As real, painful, and shocking as a knife in the belly, Jantunen’s latest work glories in exposing prejudice and inequality. The author never once shies away from the ugly and utterly senseless violence common to society’s downtrodden, including the shocking damage done by addiction and poverty. He catalogues the cancerous consequences of fear, hate, and desperation with an almost sociopathic sickness . There are no shallow, politically correct sympathies in Savage Gerry’s pages. Rather than peddle polite platitudes or cheery “road to Damascus” conversions, Jantunen forces his readers to question their core beliefs and most base assumptions—all the while telling an enthralling end-of-the-world adventure yarn in the vein of Cormac McCarthy’s The Road.

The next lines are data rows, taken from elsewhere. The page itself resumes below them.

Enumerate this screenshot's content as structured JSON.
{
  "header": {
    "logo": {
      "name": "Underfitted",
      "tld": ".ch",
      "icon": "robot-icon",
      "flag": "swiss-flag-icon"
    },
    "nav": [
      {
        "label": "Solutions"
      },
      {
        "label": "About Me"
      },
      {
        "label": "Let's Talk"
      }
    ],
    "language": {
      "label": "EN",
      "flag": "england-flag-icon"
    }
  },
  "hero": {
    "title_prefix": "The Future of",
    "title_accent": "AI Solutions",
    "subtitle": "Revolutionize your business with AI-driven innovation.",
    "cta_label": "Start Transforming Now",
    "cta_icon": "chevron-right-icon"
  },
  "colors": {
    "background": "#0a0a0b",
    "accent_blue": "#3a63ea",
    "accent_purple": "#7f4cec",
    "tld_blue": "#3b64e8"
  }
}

Savage Gerry, the author’s fourth novel with ECW (after 2014’s Cipher, 2016’s A Desolate Splendor, and 2018’s No Quarter) is, on one level, a rip-roaring post-apocalyptic story told with passion and skill. But, for those willing to read a little deeper, there is another, much more disturbing layer to the book, with Jantunen eviscerating the illusions every one of us holds dear. By exposing the sacrifices necessary to prolong the peace—or the pretense of peace—the author weighs civilization’s collective good against Gerald Nichols’ happiness.
Savage Gerry asks three questions: How much can one man fight? What lines will he cross to protect everything that is important to him? And, can a person ever come back from such raw savagery? In doing so, Jantunen merrily exposes the dark and ugly underbelly of “Canada the Good,” imagining just how far modern society can fall when given the smallest push.
Taking on the Sisyphean task of highlighting the hypocrisy of conventional CanLit—with its celebrated “nation-building” and congratulatory affirmations of history’s “upward trend”—Savage Gerry is a blistering middle finger to the establishment’s cherished self-delusions and safe mediocrity.
Apocalyptic in all the right ways, John Jantunen’s novel is devastatingly honest—almost savage. Important “literature” shouldn’t be this fun.
Savage Gerry is available April 2021.